Competing Interests: The authors have declared that no competing interests exist.

Figures

Figure 1
Figure 1. M. tb replication in whole blood from HIV- and HIV+ subjects.
(A) Total (intra- and extra-cellular) M. tb CFU counts after 2 and 96 hr in blood from 10 HIV- donors or in blood from 15 HIV+ patients. (Wilcoxon Mann-Whitney two-tailed analysis; P values≤0.05 statistically significant) (B) M. tb CFU fold change between 2 hr and 96 hr in blood from HIV- donors and HIV+ patients (same as in panel A). (Mann-Whitney two-tailed analysis; P value<0.05 statistically significant).
Figure 2
Figure 2. Differentially expressed M. tb genes in whole blood from HIV- and HIV+ donors.

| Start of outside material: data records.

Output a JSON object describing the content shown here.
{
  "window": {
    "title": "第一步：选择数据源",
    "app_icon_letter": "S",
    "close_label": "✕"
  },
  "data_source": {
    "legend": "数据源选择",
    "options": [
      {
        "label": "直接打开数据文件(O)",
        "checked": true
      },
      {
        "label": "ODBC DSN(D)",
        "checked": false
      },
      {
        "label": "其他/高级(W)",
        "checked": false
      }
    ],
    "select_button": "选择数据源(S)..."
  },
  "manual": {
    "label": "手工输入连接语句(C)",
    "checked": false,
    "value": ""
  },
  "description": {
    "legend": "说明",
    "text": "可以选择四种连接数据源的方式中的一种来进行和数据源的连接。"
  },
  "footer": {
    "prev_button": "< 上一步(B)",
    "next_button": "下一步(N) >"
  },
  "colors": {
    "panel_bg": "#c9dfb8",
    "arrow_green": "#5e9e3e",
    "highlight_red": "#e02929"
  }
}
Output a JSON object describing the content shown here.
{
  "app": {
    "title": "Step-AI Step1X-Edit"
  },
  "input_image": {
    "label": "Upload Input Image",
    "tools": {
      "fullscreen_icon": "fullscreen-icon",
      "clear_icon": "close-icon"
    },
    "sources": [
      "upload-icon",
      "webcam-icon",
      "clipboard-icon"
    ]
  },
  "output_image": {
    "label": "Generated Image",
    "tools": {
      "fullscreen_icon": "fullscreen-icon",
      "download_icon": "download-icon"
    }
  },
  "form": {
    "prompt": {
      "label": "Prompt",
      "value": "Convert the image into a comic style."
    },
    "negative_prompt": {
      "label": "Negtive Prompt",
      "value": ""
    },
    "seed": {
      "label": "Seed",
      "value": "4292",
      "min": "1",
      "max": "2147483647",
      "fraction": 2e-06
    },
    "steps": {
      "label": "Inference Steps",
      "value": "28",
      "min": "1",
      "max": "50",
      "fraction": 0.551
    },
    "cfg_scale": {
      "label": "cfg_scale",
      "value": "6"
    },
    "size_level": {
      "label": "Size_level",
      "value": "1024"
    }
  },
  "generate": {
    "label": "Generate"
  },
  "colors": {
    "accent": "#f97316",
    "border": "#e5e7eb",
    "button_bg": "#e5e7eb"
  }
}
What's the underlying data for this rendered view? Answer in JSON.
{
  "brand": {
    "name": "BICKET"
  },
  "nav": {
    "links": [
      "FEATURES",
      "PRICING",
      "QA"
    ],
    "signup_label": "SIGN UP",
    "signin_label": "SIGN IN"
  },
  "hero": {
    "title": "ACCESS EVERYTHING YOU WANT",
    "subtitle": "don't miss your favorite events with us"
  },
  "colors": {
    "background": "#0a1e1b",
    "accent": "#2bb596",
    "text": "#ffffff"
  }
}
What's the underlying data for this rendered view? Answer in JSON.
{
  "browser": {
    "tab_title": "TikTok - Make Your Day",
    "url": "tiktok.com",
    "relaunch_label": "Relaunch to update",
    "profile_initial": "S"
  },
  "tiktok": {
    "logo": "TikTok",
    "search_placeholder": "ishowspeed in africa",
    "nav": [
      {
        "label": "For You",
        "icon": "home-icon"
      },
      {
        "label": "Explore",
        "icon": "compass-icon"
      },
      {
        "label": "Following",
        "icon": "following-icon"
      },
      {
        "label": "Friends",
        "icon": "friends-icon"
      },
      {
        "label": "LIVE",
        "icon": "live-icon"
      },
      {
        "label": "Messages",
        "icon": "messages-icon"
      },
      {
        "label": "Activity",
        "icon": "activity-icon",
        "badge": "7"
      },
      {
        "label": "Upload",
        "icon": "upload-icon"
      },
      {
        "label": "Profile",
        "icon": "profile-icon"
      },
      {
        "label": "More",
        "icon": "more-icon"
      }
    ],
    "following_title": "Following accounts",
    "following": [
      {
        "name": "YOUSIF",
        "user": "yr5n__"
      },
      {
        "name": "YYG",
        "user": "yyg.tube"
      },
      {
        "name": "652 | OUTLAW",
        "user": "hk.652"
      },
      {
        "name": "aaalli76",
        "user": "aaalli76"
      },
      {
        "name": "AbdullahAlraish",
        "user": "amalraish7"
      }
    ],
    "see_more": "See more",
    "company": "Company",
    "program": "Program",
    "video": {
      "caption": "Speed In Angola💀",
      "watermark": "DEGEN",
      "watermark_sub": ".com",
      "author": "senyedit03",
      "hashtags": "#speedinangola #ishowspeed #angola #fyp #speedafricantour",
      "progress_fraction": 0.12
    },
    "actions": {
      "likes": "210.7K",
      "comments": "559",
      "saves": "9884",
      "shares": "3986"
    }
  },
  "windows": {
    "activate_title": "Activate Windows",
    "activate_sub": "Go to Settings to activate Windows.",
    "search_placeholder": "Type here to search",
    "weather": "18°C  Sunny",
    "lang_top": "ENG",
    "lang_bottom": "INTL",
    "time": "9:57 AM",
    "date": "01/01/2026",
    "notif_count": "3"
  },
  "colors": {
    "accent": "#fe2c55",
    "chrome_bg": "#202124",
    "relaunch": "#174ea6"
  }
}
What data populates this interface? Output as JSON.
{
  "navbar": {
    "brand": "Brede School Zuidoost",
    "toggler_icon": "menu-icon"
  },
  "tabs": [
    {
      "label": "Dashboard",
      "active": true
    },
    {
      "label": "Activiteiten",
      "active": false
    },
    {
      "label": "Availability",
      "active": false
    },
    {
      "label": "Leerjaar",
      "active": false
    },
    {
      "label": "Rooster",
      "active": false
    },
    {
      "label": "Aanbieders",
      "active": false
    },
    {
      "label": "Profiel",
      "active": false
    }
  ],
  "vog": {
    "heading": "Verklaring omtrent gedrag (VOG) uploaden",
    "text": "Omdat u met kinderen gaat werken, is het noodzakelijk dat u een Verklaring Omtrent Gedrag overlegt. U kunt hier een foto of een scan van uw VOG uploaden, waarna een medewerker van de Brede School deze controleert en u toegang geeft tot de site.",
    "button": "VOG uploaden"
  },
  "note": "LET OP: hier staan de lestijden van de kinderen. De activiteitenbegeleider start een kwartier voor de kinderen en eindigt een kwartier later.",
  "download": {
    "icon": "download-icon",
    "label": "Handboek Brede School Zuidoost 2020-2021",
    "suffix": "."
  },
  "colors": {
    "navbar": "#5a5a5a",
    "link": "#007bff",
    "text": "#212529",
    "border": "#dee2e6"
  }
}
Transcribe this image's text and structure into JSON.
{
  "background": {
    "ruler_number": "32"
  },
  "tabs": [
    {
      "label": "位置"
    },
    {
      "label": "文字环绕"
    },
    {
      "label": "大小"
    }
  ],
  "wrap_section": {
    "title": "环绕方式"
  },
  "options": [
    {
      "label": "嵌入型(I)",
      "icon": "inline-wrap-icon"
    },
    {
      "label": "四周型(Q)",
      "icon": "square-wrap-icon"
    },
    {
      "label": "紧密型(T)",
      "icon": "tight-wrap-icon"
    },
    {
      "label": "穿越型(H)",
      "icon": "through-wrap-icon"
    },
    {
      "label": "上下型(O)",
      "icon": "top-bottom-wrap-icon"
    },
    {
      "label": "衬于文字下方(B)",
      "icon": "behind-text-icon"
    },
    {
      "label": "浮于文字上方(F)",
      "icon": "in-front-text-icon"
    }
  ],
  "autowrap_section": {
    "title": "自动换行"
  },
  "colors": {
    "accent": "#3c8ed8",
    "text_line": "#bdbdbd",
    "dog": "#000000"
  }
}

Heat map denoting upregulated genes in red and down-regulated genes in green in M. tb grown in blood from 6 HIV- donors (1-6) and 6 HIV+ patients (7-12) with dye flip (12 samples for each condition, HIV- and HIV+). Genes are listed as upregulated or down-regulated in blood from both HIV- and HIV+ donors or in HIV- donor blood only or HIV+ patient blood only. HIV+ blood sample codes (H#) are listed at the bottom for comparison with CD4+ T cell counts and viral loads in Table S1.
Figure 3
Figure 3. Differential M. tb gene expression in blood from HIV+ patients versus HIV- donors.
(A) Heat map of M. tb genes upregulated ≥2 fold during replication in blood from HIV+ patients (7–12) versus HIV- donors (1-6). (B) Heat map of M. tb genes down-regulated ≥2 fold during replication in blood from HIV+ patients (7-12) versus HIV- donors (1-6).
Figure 4
Figure 4. Percentages of genes within functional categories differentially expressed in blood from HIV- and/or HIV+ donors.
(A) Upregulated genes arranged by functional category and corresponding blood environments. (B) Down-regulated genes arranged by functional category and corresponding blood environments. (Functional categories as designated in the Tuberculist website http://tuberculist.epfl.ch/)
Figure 5
Figure 5. Specific categories of M. tb genes affected during growth in the blood environment.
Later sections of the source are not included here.